Le 22 janvier 2000 s’éteignait à Montréal celle qui avait fait de sa vie une traversée assumée du Mystère de la parole. Anne Hébert est née le 1er août 1916 à Sainte-Catherine-de-Fossambault. Son père, chroniqueur littéraire et poète, aimait les livres. Elle a grandi dans un milieu où la réflexion et l’art étaient favorisés.
Des Songes en équilibre (1942) jusqu’à Un habit de lumière (1999), c’est une trajectoire aux accents graves, indéfectibles que propose cette oeuvre inquiète, dramatique, toujours écrite sur la corde raide du registre poétique. Celui-là même où l’équilibre est un pari, où Le jour n’a d’égal que la nuit.

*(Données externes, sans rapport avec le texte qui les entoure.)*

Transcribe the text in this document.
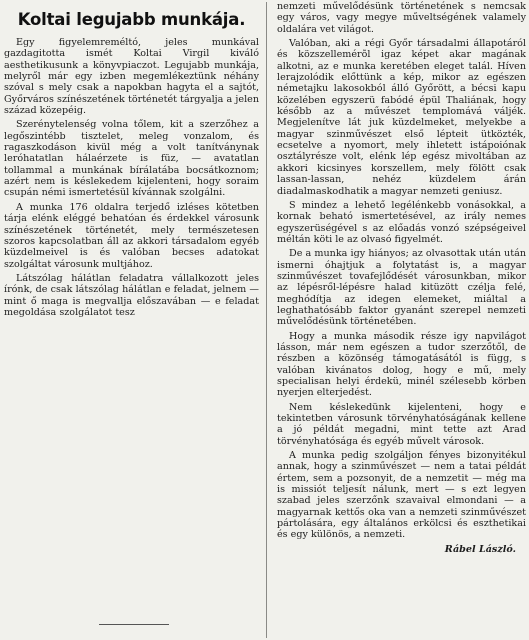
Koltai legujabb munkája.

Egy figyelemreméltó, jeles munkával gazdagitotta ismét Koltai Virgil kiváló aesthetikusunk a könyvpiaczot. Legujabb munkája, melyről már egy izben megemlékeztünk néhány szóval s mely csak a napokban hagyta el a sajtót, Győrváros színészetének történetét tárgyalja a jelen század közepéig.

Szerénytelenség volna tőlem, kit a szerzőhez a legőszintébb tisztelet, meleg vonzalom, és ragaszkodáson kivül még a volt tanítványnak leróhatatlan hálaérzete is füz, — avatatlan tollammal a munkának bírálatába bocsátkoznom; azért nem is késlekedem kijelenteni, hogy soraim csupán némi ismertetésül kívánnak szolgálni.

A munka 176 oldalra terjedő izléses kötetben tárja elénk eléggé behatóan és érdekkel városunk színészetének történetét, mely természetesen szoros kapcsolatban áll az akkori társadalom egyéb küzdelmeivel is és valóban becses adatokat szolgáltat városunk multjához.

Látszólag hálátlan feladatra vállalkozott jeles írónk, de csak látszólag hálátlan e feladat, jelnem — mint ő maga is megvallja előszavában — e feladat megoldása szolgálatot tesz

nemzeti művelődésünk történetének s nemcsak egy város, vagy megye műveltségének valamely oldalára vet világot.

Valóban, aki a régi Győr társadalmi állapotáról és közszellemérõl igaz képet akar magának alkotni, az e munka keretében eleget talál. Híven lerajzolódik előttünk a kép, mikor az egészen németajku lakosokból álló Győrött, a bécsi kapu közelében egyszerü fabódé épül Thaliának, hogy később az a művészet templomává váljék. Megjelenítve lát juk küzdelmeket, melyekbe a magyar szinművészet első lépteit ütközték, ecsetelve a nyomort, mely ihletett istápoiónak osztályrésze volt, elénk lép egész mivoltában az akkori kicsinyes korszellem, mely fölött csak lassan-lassan, nehéz küzdelem árán diadalmaskodhatik a magyar nemzeti geniusz.

S mindez a lehető legélénkebb vonásokkal, a kornak beható ismertetésével, az irály nemes egyszerüségével s az előadás vonzó szépségeivel méltán köti le az olvasó figyelmét.

De a munka igy hiányos; az olvasottak után után ismerni óhajtjuk a folytatást is, a magyar szinművészet tovafejlődését városunkban, mikor az lépésről-lépésre halad kitüzött czélja felé, meghódítja az idegen elemeket, miáltal a leghathatósább faktor gyanánt szerepel nemzeti művelődésünk történetében.

Hogy a munka második része igy napvilágot lásson, már nem egészen a tudor szerzőtől, de részben a közönség támogatásától is függ, s valóban kivánatos dolog, hogy e mű, mely specialisan helyi érdekü, minél szélesebb körben nyerjen elterjedést.

Nem késlekedünk kijelenteni, hogy e tekintetben városunk törvényhatóságának kellene a jó példát megadni, mint tette azt Arad törvényhatósága és egyéb művelt városok.

A munka pedig szolgáljon fényes bizonyitékul annak, hogy a szinművészet — nem a tatai példát értem, sem a pozsonyit, de a nemzetit — még ma is missiót teljesít nálunk, mert — s ezt legyen szabad jeles szerzőnk szavaival elmondani — a magyarnak kettős oka van a nemzeti szinművészet pártolására, egy általános erkölcsi és eszthetikai és egy különös, a nemzeti.

Rábel László.
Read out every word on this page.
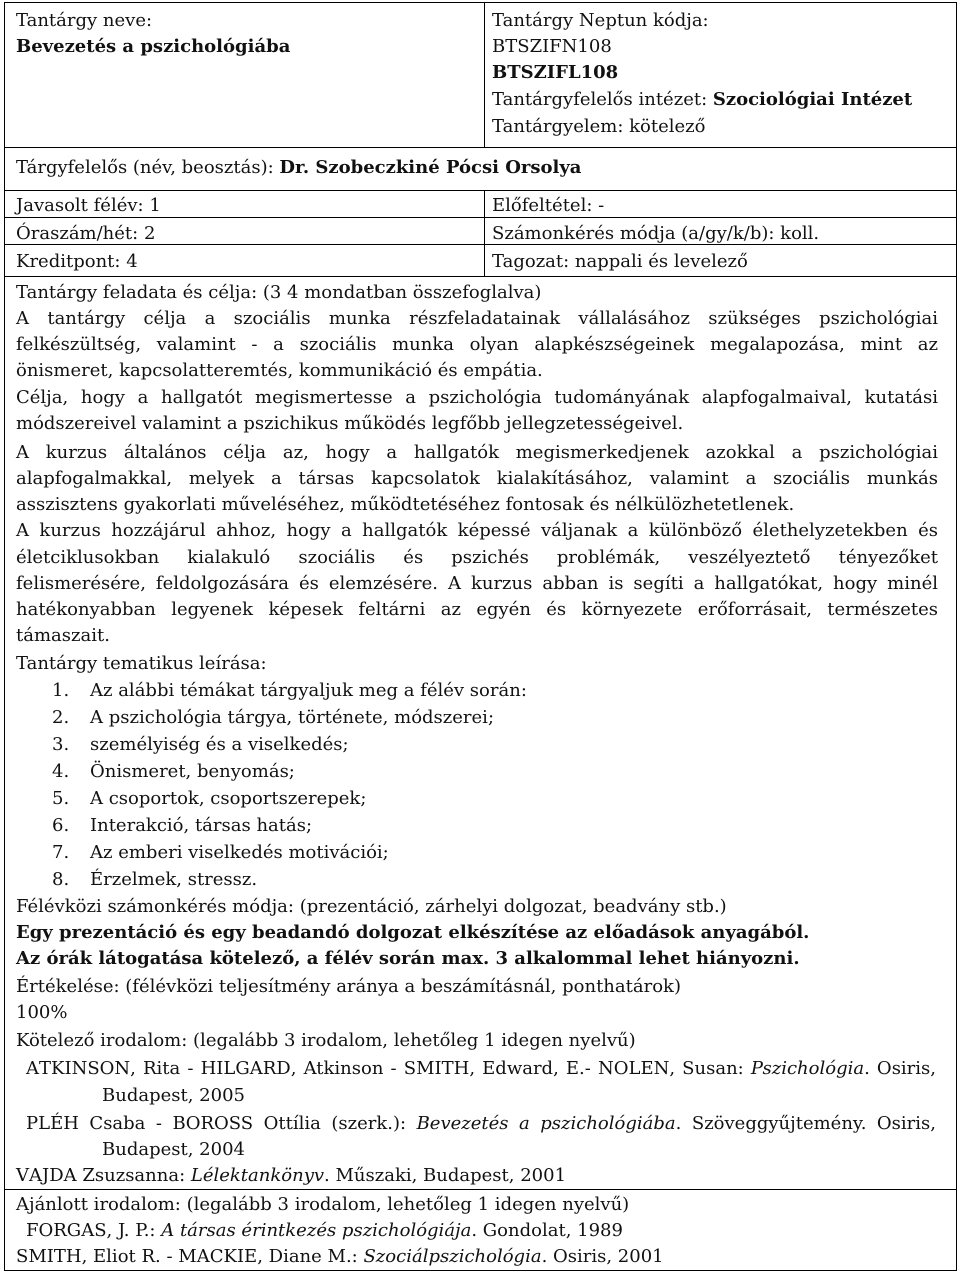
Tantárgy neve:
Bevezetés a pszichológiába
Tantárgy Neptun kódja:
BTSZIFN108
BTSZIFL108
Tantárgyfelelős intézet: Szociológiai Intézet
Tantárgyelem: kötelező
Tárgyfelelős (név, beosztás): Dr. Szobeczkiné Pócsi Orsolya
Javasolt félév: 1	Előfeltétel: -
Óraszám/hét: 2	Számonkérés módja (a/gy/k/b): koll.
Kreditpont: 4	Tagozat: nappali és levelező
Tantárgy feladata és célja: (3 4 mondatban összefoglalva)
A tantárgy célja a szociális munka részfeladatainak vállalásához szükséges pszichológiai
felkészültség, valamint - a szociális munka olyan alapkészségeinek megalapozása, mint az
önismeret, kapcsolatteremtés, kommunikáció és empátia.
Célja, hogy a hallgatót megismertesse a pszichológia tudományának alapfogalmaival, kutatási
módszereivel valamint a pszichikus működés legfőbb jellegzetességeivel.
A kurzus általános célja az, hogy a hallgatók megismerkedjenek azokkal a pszichológiai
alapfogalmakkal, melyek a társas kapcsolatok kialakításához, valamint a szociális munkás
asszisztens gyakorlati műveléséhez, működtetéséhez fontosak és nélkülözhetetlenek.
A kurzus hozzájárul ahhoz, hogy a hallgatók képessé váljanak a különböző élethelyzetekben és
életciklusokban kialakuló szociális és pszichés problémák, veszélyeztető tényezőket
felismerésére, feldolgozására és elemzésére. A kurzus abban is segíti a hallgatókat, hogy minél
hatékonyabban legyenek képesek feltárni az egyén és környezete erőforrásait, természetes
támaszait.
Tantárgy tematikus leírása:
1. Az alábbi témákat tárgyaljuk meg a félév során:
2. A pszichológia tárgya, története, módszerei;
3. személyiség és a viselkedés;
4. Önismeret, benyomás;
5. A csoportok, csoportszerepek;
6. Interakció, társas hatás;
7. Az emberi viselkedés motivációi;
8. Érzelmek, stressz.
Félévközi számonkérés módja: (prezentáció, zárhelyi dolgozat, beadvány stb.)
Egy prezentáció és egy beadandó dolgozat elkészítése az előadások anyagából.
Az órák látogatása kötelező, a félév során max. 3 alkalommal lehet hiányozni.
Értékelése: (félévközi teljesítmény aránya a beszámításnál, ponthatárok)
100%
Kötelező irodalom: (legalább 3 irodalom, lehetőleg 1 idegen nyelvű)
ATKINSON, Rita - HILGARD, Atkinson - SMITH, Edward, E.- NOLEN, Susan: Pszichológia. Osiris,
Budapest, 2005
PLÉH Csaba - BOROSS Ottília (szerk.): Bevezetés a pszichológiába. Szöveggyűjtemény. Osiris,
Budapest, 2004
VAJDA Zsuzsanna: Lélektankönyv. Műszaki, Budapest, 2001
Ajánlott irodalom: (legalább 3 irodalom, lehetőleg 1 idegen nyelvű)
FORGAS, J. P.: A társas érintkezés pszichológiája. Gondolat, 1989
SMITH, Eliot R. - MACKIE, Diane M.: Szociálpszichológia. Osiris, 2001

Dans le paysage de la littérature québécoise, Anne Hébert occupe une place toute particulière dans ce que nous pouvons déjà appeler les classiques de notre modernité. Avec Hubert Aquin, Gaston Miron, Gabrielle Roy, elle a marqué notre littérature d’une authenticité et d’une modernité qui n’ont pas fini de nous envoûter et de nous livrer mot à mot les songes de cette enfant qui n’aurait pas vieilli, elle qui d’un trait réinvestissait le domaine des rêves et de l’enfance, de poème en poème, de récit en récit, toujours plongeant dans l’onirique passion des zones troubles de l’être. La neige, la mémoire et les signes d’une quête incessante devenaient une constellation imaginaire dans laquelle l’écriture, toujours en éveil, tenait le premier rôle.
Femme d’une immense discrétion, on l’a dit et redit, son sourire et son regard communiquaient silencieusement ce que l’œuvre plus obscure, découpée au scalpel de la tension humaine, livrait avec rigueur. La femme et l’œuvre n’étaient pas différentes : elles se complétaient, frêles et fortes tout à la fois.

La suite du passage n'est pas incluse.